The application of antioxidant compounds to minimize matrix effects in flowing liquid anode atmospheric pressure glow discharge optical emission spectrometry

Abstract

To reduce matrix effects originating from concomitant elements (Al, Ca, Cu, Fe, K, Mg, Mn, Na, Ni, and Zn) in flowing liquid anode atmospheric pressure glow discharge optical emission spectrometry (FLA APGD OES), the effect of antioxidant addition was investigated. Selected antioxidants, namely ascorbic acid, hydroquinone and its derivatives, i.e., tert-butylhydroquinone, resorcinol, and catechol, were added to the FLA solution and their impact on the analytical response from the analytes (Ag, Cd, Pb, Tl, and Zn) was thoroughly studied. It was established that the presence of the abovementioned foreign elements in a sample solution reduced analyte signals by ∼20–30% for Cd and Tl, ∼40–50% for Ag and Pb, and ∼60% for Zn.

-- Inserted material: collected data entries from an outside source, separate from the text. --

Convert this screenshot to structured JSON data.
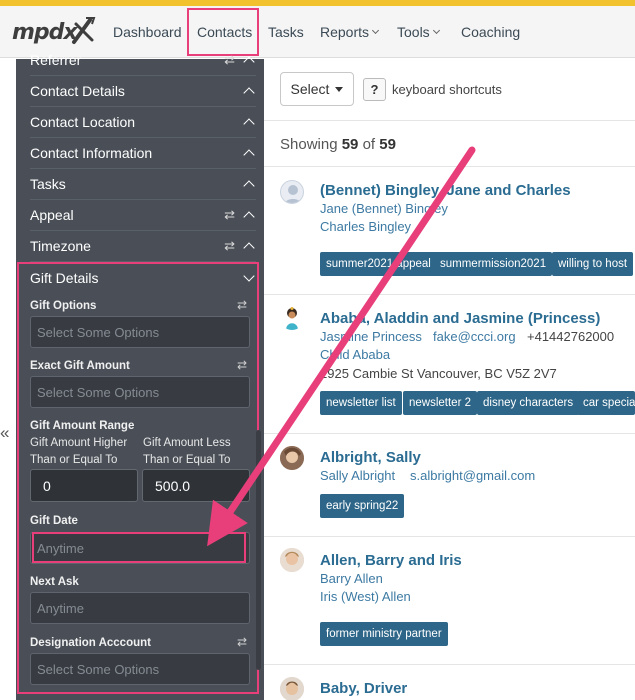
{
  "nav": {
    "logo": "mpdx",
    "items": [
      {
        "label": "Dashboard"
      },
      {
        "label": "Contacts"
      },
      {
        "label": "Tasks"
      },
      {
        "label": "Reports"
      },
      {
        "label": "Tools"
      },
      {
        "label": "Coaching"
      }
    ]
  },
  "sidebar": {
    "filters": [
      {
        "label": "Referrer"
      },
      {
        "label": "Contact Details"
      },
      {
        "label": "Contact Location"
      },
      {
        "label": "Contact Information"
      },
      {
        "label": "Tasks"
      },
      {
        "label": "Appeal"
      },
      {
        "label": "Timezone"
      }
    ],
    "gift_details": {
      "label": "Gift Details",
      "gift_options": {
        "label": "Gift Options",
        "placeholder": "Select Some Options"
      },
      "exact_amount": {
        "label": "Exact Gift Amount",
        "placeholder": "Select Some Options"
      },
      "amount_range": {
        "label": "Gift Amount Range",
        "higher_label_1": "Gift Amount Higher",
        "higher_label_2": "Than or Equal To",
        "higher_value": "0",
        "less_label_1": "Gift Amount Less",
        "less_label_2": "Than or Equal To",
        "less_value": "500.0"
      },
      "gift_date": {
        "label": "Gift Date",
        "placeholder": "Anytime"
      },
      "next_ask": {
        "label": "Next Ask",
        "placeholder": "Anytime"
      },
      "designation": {
        "label": "Designation Acccount",
        "placeholder": "Select Some Options"
      }
    }
  },
  "toolbar": {
    "select_label": "Select",
    "kbd_icon": "?",
    "kbd_label": "keyboard shortcuts"
  },
  "showing": {
    "prefix": "Showing",
    "count": "59",
    "of": "of",
    "total": "59"
  },
  "contacts": [
    {
      "name": "(Bennet) Bingley, Jane and Charles",
      "line1": "Jane (Bennet) Bingley",
      "line2": "Charles Bingley",
      "tags": [
        "summer2021 appeal",
        "summermission2021",
        "willing to host"
      ]
    },
    {
      "name": "Ababa, Aladdin and Jasmine (Princess)",
      "line1": "Jasmine Princess",
      "email": "fake@ccci.org",
      "phone": "+41442762000",
      "line2": "Child Ababa",
      "address": "2925 Cambie St Vancouver, BC V5Z 2V7",
      "tags": [
        "newsletter list",
        "newsletter 2",
        "disney characters",
        "car special"
      ]
    },
    {
      "name": "Albright, Sally",
      "line1": "Sally Albright",
      "email": "s.albright@gmail.com",
      "tags": [
        "early spring22"
      ]
    },
    {
      "name": "Allen, Barry and Iris",
      "line1": "Barry Allen",
      "line2": "Iris (West) Allen",
      "tags": [
        "former ministry partner"
      ]
    },
    {
      "name": "Baby, Driver"
    }
  ],
  "colors": {
    "accent": "#f2c12e",
    "highlight": "#e83e79",
    "sidebar": "#4a4f57",
    "link": "#2b6c92",
    "tag": "#2d6688"
  }
}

The addition of antioxidant compounds allowed to enhance the analyte signals by up to 4.5-fold. The improved analytical response was due to an efficiency increase in analyte transport from the liquid to the plasma phase. Based on these results, the possibilities of matrix effect reductions using antioxidants were summarized. To verify the suitability of the proposed approach, the analyses of simulated manganese steel and mineral water samples (with the use of 0.1% resorcinol) were conducted. Under these conditions, the detection limits (DLs) for Ag, Pb, and Zn were 0.006, 0.3–0.4, and 0.1–0.4 µg L−1, respectively. Measurement precision (expressed as RSD) for the analysis of these samples was approximately 1–2%, and analyte recoveries varied in the range of 99–108%.